Mesmo assim, não deixa de ser sintomático. A China é o maior parceiro comercial brasileiro. Está prestes a ultrapassar os americanos como maior economia global (segundo algumas medidas, já ultrapassou). O Japão é outro país asiático com que as conversas para um acordo bilateral avançaram recentemente. O mundo todo se volta aos mercados asiáticos como propulsores econômicos.

 

Também não deixa de ser irônico. O governo Jair Bolsonaro não perde uma oportunidade de manifestar sua afinidade política e ideológica com os Estados Unidos de Donald Trump. Transformou a posição brasileira nos foros internacionais numa espécie de caixa de repetição da música que toca Departamento de Estado – novo batuque ouvido recentemente no voto favorável ao embargo americano contra Cuba, no veto ao uso da palavra “gênero” em documentos internacionais e na guinada em questões que vão do clima à questão palestina.

 


Apesar de tudo, a realidade se impõe. O sorriso de Bolsonaro na foto em que cumprimenta Xi é a prova eloquente de que, na hora do vamos ver, os interesses comerciais ainda se sobrepõem aos ideológicos. Foi também o que se viu na negociação com a UE, tida pelos ideólogos bolsonaro-trumpistas como Satã do “globalismo”.

 

De um lado, é uma tranquilidade saber que o interesse nacional ainda prevalece diante do besteirol. Se há alguma razão para a existência de um bloco como os Brics, é justamente reunir os maiores países do planeta – em população ou território – que não fazem parte do eixo atlântico europeu-americano.
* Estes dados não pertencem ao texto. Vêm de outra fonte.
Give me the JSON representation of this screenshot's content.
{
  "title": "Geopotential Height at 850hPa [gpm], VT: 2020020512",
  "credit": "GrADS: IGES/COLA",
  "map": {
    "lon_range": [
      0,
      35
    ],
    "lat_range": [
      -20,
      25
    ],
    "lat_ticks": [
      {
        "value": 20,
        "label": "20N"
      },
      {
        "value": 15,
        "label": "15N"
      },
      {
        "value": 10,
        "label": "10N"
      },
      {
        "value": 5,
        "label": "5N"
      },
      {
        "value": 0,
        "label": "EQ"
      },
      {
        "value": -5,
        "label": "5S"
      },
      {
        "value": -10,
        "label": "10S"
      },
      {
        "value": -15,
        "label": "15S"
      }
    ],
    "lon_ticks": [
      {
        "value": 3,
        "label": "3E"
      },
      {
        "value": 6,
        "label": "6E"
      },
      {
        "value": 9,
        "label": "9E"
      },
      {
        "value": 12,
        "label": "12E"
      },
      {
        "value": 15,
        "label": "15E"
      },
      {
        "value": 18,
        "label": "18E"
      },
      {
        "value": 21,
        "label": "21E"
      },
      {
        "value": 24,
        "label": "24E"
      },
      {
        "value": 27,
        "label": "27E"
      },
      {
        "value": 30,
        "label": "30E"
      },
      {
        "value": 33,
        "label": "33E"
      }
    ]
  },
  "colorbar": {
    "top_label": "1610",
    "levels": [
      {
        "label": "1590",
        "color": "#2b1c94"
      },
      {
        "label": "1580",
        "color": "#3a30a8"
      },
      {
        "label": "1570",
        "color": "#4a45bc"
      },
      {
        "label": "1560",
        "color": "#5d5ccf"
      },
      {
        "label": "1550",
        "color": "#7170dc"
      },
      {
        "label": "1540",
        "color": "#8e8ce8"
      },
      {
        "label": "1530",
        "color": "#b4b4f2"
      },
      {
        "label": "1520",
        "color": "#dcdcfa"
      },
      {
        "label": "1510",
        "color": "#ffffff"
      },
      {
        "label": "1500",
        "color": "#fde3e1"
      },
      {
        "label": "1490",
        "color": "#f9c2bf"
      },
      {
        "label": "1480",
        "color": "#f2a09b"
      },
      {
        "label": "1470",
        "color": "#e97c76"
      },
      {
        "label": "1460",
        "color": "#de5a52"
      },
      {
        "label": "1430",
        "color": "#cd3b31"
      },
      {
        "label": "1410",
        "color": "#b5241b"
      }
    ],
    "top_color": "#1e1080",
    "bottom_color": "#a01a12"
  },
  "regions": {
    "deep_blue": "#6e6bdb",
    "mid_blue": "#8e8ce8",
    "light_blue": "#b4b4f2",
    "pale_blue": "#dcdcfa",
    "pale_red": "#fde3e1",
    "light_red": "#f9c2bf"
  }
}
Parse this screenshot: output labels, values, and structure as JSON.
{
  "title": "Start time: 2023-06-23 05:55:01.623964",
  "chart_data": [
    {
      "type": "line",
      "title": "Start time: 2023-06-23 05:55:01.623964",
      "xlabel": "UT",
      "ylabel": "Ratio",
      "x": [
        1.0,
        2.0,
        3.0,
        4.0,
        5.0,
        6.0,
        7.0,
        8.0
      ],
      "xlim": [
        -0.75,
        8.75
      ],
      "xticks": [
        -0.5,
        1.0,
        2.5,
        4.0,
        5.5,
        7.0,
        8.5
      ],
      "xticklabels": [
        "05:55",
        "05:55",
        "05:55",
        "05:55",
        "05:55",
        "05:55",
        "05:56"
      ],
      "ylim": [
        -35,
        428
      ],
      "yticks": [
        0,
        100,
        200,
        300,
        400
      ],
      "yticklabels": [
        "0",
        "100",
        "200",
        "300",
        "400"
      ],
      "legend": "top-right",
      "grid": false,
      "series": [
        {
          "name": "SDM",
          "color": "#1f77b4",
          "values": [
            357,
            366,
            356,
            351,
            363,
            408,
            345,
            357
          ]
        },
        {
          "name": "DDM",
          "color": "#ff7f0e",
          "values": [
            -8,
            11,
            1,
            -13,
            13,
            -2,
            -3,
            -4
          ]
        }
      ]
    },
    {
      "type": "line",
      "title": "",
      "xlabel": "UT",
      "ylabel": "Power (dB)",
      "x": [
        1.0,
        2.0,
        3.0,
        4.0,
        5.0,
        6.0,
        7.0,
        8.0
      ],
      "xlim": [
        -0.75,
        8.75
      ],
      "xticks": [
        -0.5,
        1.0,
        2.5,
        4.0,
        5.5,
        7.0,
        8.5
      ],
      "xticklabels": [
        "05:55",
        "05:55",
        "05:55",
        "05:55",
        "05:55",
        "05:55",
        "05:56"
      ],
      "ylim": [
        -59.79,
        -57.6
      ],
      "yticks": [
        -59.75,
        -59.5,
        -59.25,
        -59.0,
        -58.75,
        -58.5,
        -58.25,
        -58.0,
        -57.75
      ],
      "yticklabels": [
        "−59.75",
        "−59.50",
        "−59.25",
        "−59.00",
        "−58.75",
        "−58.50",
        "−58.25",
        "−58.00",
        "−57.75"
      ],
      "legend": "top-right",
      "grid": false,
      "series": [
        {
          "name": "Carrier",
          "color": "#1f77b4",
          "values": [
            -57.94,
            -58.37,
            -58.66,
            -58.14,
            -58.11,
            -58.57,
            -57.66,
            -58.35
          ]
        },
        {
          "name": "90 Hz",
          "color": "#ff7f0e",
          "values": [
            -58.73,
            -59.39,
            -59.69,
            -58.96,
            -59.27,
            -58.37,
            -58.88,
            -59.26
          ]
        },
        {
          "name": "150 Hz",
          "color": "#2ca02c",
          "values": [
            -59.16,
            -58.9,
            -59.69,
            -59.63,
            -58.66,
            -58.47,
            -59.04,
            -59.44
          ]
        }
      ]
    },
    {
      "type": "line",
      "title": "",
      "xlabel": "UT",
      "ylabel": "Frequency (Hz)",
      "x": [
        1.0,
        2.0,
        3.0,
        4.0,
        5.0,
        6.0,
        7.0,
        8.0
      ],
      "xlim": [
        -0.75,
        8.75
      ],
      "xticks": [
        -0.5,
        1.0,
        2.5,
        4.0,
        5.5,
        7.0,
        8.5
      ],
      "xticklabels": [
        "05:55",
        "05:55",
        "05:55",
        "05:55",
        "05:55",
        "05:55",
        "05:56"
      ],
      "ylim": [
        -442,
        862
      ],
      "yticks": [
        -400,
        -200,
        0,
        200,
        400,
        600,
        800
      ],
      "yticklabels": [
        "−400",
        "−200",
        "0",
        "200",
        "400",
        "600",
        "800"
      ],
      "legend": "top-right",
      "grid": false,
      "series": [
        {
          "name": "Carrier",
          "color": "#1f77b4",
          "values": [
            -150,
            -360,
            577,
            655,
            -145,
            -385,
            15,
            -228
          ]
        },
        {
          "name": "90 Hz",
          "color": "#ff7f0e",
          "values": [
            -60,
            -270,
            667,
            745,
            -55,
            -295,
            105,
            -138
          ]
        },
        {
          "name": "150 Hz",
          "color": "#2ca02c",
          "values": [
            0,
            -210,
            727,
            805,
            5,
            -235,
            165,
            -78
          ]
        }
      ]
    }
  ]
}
Aqueles, que tempos atrás, eram vistos como maiores “mercados emergentes”.

 

O que une China, Índia, Brasil, Rússia e África do Sul é, em virtude do tamanho, a possibilidade de apresentar uma proposta geopolítica quando não desafiadora, ao menos alternativa à hegemonia americana. Se Bolsonaro se mostra capaz de entender isso, tanto melhor.

 

De outro lado, o flerte com Xi é preocupante. Dos cinco países, é evidente que a China foi o que teve mais sucesso econômico nas últimas décadas. Ao contrário dos demais, ela já emergiu. Hoje, como demonstra a tensão em torno da guerra comercial, desafia o poderio americano por si só.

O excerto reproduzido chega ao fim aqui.